Herbed Yoghurt and Spelt Flatbreads

, from Issue #70. December, 2016
Photography by Manja Wachsmuth.
Herbed Yoghurt and Spelt Flatbreads

These light and wholesome breads are delicious served with dips and cheeses. We served ours with a scrumptious Baked Feta with Rosemary and Pine Nuts. 

Serves: 8


1⅔ cups spelt flour
1½ teaspoons sea salt
2 teaspoons baking powder
2 tablespoons finely chopped thyme
200ml plain yoghurt
​olive oil or butter, for cooking




Place all of the ingredients in a large bowl and mix together to make a soft dough.

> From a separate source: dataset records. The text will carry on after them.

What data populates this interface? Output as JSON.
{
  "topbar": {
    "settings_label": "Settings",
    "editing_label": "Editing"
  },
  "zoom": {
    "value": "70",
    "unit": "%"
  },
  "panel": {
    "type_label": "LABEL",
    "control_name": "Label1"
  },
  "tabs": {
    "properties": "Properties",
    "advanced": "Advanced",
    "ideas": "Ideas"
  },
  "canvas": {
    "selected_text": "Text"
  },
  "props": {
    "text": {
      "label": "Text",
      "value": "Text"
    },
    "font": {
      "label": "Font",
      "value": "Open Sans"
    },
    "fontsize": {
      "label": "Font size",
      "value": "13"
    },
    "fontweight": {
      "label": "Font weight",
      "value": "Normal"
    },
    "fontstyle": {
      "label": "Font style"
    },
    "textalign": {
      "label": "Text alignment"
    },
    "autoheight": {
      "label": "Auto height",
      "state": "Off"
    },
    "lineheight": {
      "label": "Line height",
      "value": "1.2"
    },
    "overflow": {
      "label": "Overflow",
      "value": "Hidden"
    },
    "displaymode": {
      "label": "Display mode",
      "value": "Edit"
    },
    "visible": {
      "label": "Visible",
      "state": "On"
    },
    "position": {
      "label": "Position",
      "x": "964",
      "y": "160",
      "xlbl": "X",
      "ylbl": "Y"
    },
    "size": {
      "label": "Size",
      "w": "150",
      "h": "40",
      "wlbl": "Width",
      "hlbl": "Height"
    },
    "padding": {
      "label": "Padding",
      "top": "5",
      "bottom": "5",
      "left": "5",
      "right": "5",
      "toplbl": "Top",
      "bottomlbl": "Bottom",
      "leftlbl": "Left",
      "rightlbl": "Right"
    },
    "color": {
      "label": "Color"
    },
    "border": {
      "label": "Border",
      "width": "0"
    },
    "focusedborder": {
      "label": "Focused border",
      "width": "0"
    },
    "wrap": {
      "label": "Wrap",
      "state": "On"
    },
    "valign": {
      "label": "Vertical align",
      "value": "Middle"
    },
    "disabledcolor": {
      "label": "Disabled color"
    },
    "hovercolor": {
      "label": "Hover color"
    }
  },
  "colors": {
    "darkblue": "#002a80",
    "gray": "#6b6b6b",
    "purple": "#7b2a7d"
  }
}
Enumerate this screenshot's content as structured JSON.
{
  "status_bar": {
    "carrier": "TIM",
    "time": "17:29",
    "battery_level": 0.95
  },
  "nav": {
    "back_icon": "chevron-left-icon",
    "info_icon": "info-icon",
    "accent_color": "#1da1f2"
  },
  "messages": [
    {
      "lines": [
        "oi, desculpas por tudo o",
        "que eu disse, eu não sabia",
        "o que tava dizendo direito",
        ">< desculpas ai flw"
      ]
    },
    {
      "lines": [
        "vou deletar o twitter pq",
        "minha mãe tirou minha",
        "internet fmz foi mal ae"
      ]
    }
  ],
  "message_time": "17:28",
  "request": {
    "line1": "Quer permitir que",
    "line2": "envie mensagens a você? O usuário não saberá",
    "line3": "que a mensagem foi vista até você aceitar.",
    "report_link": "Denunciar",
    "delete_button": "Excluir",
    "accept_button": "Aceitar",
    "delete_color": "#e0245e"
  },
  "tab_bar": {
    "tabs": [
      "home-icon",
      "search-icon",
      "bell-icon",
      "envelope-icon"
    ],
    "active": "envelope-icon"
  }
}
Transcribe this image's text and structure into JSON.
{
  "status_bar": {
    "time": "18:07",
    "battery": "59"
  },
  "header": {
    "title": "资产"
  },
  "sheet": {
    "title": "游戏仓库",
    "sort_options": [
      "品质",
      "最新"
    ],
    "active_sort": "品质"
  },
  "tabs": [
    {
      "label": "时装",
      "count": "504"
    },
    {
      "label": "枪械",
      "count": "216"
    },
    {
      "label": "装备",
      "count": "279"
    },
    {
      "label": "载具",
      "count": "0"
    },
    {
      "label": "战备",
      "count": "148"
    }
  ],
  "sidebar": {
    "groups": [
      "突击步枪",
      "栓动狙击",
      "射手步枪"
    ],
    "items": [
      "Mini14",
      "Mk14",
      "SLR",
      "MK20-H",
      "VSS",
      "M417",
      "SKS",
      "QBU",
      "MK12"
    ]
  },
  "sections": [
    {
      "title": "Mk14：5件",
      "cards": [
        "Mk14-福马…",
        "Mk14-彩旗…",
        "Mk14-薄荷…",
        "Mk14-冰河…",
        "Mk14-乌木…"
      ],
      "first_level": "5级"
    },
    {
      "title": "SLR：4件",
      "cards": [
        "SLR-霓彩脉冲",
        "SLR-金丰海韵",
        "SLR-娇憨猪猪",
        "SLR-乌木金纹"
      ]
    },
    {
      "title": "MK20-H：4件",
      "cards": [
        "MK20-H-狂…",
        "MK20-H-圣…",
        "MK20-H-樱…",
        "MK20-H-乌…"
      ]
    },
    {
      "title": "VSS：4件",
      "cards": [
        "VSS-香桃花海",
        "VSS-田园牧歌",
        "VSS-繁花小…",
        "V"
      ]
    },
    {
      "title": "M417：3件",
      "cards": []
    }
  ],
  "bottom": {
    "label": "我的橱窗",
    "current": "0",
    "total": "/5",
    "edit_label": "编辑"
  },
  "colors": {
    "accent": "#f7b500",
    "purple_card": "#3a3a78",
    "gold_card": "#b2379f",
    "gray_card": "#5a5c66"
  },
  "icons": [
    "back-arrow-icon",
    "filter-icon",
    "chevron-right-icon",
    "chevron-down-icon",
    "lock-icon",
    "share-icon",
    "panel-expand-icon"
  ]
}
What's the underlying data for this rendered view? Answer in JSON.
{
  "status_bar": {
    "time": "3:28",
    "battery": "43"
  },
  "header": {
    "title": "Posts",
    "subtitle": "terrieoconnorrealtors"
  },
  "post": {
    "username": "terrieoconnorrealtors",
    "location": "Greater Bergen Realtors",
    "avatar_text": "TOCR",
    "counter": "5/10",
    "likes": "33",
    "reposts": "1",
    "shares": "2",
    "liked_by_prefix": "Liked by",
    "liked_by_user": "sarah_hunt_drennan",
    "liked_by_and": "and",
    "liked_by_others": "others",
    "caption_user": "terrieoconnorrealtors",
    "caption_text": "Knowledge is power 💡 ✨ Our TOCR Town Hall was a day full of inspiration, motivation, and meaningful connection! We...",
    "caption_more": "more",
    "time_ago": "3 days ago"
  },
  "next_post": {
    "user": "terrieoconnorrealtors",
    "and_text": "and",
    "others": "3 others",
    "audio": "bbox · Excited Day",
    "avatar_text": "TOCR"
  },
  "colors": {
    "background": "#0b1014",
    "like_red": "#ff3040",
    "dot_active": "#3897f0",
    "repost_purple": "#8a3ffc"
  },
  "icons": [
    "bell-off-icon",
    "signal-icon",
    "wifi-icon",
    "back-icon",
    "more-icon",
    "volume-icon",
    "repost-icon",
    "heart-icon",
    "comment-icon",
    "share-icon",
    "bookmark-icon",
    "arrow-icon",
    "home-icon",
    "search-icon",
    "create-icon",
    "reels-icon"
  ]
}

Tip onto a lightly floured bench and knead for 1 minute.

Divide into 8 even-sized balls and roll out into ½cm thick circles.

Brush a sauté pan with a little oil or butter and cook the breads over a medium heat for 1–2 minutes each side, until lightly blistered in places and the bread has puffed up. Place the flatbreads in a clean tea towel to keep warm while the rest are cooking.

Serve with Baked Feta with Rosemary and Pine Nuts. 

Cooks Tip: We served our baked feta and flatbreads with a bowl of prawns, sauteed in oil, garlic and parsley.